Entrevistar a Byung-Chul Han es todo un ritual. Sólo acepta preguntas por escrito y sólo responde en alemán. Como si se asegurara de que su interlocutor está dispuesto a sortear complicaciones. Nació en Seúl, en Corea del Sur, en 1959, y no llegó a Alemania hasta sus 26 años. El alemán no es su primera lengua pero sí en la que se asienta el pensamiento de un filósofo que transmite sus ideas con gran claridad, en libros breves pero intensos que no precisan de una erudición sobrehumana para ser asimilados. Como si supiera a qué tipo de realidad se está enfrentando, una en la que las personas están cansadas, en muchos casos explotadas y en la que los matices entre público y privado se desdibujan hasta casi desaparecer.

Esta cualidad premonitoria de Han tiene en 2020 algo de catártico pues acaba de publicar en España un libro, La desaparición de los rituales (editorial Herder) -Alemania lo leyó el año pasado- que adelantaba lo que ahora sabemos: «que los rituales dan estabilidad a la vida y son en el tiempo lo que una vivienda en el espacio». Sus querencias, el narcisismo exacerbado de la sociedad moderna, la muerte del deseo y la omnipotencia del consumo se analizan desde este ángulo, dibujando un panorama que, más que nunca, exige la rápida actuación del ser humano.

Dice en su último libro que nos han vendido un estilo de vida intenso, y señala que quien espera siempre lo nuevo, lo estimulante, pasa por alto lo que ya existe. ¿Puede la pandemia reconducirnos a una vida distinta?

Algunos sociólogos ya están difundiendo un romanticismo del coronavirus. Hablan de desaceleración o de sosiego. Según ellos, esta sería una oportunidad. Volveríamos a tener tiempo para prestar atención al canto de los pájaros o para detenernos a oler el aroma de las flores. Pero conviene mantener un cierto escepticismo. Lo que probablemente sucederá es que tras la epidemia el capitalismo avanzará aún con mayor ímpetu y que nosotros viajaremos aún con menos escrúpulos. La presión para aportar rendimiento, para optimizarnos y para competir seguirá aumentando. En este momento el capitalismo no está siendo desacelerado, sino retenido. Reina una paralización nerviosa, una calma tensa. No nos abandonamos al sosiego, nos han obligado a una inactividad. La cuarentena no es un tiempo de tranquilidad. No se producirá ninguna revolución viral.

¿Acepta que se ha acelerado lo que usted plantea en su libro, que los rituales están desapareciendo?

La pandemia remata la desaparición de los rituales. También el trabajo tiene aspectos rituales.

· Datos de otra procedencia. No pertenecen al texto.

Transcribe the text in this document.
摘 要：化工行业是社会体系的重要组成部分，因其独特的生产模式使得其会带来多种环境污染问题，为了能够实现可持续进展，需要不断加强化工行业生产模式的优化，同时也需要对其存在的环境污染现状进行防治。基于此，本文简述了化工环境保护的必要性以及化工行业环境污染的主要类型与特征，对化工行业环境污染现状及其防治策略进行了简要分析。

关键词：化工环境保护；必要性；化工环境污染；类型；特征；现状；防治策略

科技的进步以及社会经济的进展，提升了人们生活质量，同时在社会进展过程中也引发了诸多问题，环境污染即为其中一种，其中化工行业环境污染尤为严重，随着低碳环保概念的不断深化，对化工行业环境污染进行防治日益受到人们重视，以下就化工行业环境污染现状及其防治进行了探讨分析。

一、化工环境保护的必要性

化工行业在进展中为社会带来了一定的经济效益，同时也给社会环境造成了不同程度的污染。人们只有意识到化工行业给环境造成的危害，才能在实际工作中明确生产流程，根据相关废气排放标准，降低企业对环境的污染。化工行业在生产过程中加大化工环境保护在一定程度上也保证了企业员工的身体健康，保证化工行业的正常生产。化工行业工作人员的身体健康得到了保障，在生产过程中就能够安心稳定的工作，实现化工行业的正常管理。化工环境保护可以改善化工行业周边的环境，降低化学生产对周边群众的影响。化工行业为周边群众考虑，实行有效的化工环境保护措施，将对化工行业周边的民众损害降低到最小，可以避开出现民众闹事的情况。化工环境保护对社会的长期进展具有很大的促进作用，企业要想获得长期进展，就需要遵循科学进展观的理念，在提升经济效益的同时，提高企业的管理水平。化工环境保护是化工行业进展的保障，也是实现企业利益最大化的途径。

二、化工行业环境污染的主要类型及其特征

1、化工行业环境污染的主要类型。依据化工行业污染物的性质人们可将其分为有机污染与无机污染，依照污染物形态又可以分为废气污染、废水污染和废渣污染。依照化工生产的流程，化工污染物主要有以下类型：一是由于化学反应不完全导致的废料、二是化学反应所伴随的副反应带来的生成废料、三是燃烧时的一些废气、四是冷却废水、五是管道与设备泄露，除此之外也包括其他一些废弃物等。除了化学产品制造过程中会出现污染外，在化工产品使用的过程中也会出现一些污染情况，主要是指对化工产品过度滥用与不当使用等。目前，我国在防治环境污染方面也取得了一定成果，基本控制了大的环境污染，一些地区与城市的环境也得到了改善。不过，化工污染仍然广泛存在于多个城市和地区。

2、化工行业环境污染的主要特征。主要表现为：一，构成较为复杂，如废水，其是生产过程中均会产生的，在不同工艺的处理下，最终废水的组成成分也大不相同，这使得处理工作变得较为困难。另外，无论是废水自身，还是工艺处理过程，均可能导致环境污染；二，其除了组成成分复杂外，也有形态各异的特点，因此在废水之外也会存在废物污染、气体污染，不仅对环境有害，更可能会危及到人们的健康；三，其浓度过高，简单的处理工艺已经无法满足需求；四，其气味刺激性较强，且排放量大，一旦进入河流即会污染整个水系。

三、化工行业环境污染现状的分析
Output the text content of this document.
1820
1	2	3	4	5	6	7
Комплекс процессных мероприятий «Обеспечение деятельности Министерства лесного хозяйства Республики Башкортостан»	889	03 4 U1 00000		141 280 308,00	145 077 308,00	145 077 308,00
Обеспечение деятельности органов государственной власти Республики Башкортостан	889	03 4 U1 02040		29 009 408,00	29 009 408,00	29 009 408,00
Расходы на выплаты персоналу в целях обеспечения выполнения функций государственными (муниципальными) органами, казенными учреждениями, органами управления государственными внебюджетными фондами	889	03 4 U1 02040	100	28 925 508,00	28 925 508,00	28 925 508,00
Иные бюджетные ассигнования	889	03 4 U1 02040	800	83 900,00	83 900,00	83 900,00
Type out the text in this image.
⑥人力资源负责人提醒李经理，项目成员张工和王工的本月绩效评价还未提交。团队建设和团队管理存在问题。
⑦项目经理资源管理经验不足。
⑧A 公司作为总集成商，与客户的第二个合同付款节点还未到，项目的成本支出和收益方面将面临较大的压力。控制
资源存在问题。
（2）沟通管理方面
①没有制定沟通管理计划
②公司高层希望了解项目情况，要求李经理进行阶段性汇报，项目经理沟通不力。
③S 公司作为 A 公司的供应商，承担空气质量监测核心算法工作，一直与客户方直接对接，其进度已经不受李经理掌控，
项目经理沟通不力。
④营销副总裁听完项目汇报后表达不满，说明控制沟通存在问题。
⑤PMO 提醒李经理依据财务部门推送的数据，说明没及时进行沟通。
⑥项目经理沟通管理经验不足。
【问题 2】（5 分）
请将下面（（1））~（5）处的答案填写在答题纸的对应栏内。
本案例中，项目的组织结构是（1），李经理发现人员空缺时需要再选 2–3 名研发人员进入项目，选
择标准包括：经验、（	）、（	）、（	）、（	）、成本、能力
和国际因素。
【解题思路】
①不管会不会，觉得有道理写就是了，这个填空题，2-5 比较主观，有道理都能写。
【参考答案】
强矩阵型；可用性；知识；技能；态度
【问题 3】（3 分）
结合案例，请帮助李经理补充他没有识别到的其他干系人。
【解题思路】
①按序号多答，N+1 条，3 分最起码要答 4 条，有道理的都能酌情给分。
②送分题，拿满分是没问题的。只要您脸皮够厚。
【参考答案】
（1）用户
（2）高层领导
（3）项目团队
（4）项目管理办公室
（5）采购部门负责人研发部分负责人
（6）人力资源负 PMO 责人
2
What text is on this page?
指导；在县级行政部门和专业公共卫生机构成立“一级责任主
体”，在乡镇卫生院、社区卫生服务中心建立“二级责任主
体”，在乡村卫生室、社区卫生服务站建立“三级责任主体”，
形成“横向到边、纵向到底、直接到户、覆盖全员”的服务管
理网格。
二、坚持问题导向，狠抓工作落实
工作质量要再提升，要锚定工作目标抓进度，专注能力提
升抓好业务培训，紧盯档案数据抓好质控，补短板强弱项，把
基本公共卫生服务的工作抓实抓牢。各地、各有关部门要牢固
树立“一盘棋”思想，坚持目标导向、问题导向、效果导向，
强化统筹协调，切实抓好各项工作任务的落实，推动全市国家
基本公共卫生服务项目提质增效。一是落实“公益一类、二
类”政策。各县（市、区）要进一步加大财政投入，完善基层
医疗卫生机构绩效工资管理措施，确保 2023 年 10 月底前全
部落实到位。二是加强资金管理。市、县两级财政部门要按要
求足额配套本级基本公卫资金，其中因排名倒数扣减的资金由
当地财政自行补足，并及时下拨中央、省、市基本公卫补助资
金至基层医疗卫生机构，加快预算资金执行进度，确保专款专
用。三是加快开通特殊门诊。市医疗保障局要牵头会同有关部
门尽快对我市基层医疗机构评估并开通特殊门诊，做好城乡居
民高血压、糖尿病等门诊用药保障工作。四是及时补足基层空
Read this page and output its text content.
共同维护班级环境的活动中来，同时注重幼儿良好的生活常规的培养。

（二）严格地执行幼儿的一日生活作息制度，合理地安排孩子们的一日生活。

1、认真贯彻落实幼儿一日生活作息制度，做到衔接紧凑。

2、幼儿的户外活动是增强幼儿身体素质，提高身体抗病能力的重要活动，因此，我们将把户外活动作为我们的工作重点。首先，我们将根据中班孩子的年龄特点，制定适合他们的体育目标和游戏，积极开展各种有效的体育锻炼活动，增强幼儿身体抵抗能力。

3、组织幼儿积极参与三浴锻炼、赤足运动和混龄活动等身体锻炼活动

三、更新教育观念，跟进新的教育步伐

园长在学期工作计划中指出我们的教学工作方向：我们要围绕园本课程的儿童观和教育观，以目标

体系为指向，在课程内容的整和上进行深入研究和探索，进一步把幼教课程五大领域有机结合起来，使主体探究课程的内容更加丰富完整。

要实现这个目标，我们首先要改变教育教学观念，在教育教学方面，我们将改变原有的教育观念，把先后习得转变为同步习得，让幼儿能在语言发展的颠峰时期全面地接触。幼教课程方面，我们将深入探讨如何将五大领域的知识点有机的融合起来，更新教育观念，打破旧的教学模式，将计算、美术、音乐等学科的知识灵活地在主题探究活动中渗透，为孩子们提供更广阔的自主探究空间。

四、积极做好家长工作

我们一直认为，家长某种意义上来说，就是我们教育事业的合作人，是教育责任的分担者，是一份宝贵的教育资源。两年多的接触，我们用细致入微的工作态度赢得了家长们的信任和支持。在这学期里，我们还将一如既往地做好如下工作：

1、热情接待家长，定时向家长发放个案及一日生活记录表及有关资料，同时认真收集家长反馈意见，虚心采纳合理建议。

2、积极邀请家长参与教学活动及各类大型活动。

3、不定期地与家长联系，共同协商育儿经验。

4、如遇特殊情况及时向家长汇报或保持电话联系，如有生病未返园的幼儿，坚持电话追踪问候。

Uno va al trabajo a las horas fijadas. Y el trabajo se hace en comunidad. También el coworking o trabajo cooperativo apunta al carácter comunitario. Pero en el teletrabajo, al que la pandemia obliga, esta dimensión ritual se pierde por completo. En El principito de Saint-Exupéry el pequeño príncipe le pide al zorro que lo visite siempre a la misma hora, para que la visita se convierta en un ritual. El principito le explica al zorro qué es un ritual. Los rituales son en el tiempo lo que una vivienda es en el espacio. Hacen habitable el tiempo, como si fuera una casa. Ordenan el tiempo y de este modo hacen que tenga sentido para nosotros. El tiempo carece hoy de una estructura firme. No es una casa, sino un flujo inconstante. Antes era también todo un ritual ver un programa de televisión un determinado día de la semana a una determinada hora, toda la familia. Hoy se puede ver un programa a cualquier hora, cada uno por su cuenta. Eso no significa directamente que tengamos cada vez más libertad. La flexibilización total de la vida también acarrea pérdidas. Los rituales no son simples restricciones de la libertad, sino que dan estructura y estabilidad a la vida. Consolidan en el cuerpo valores y órdenes simbólicos que dan cohesión a la comunidad.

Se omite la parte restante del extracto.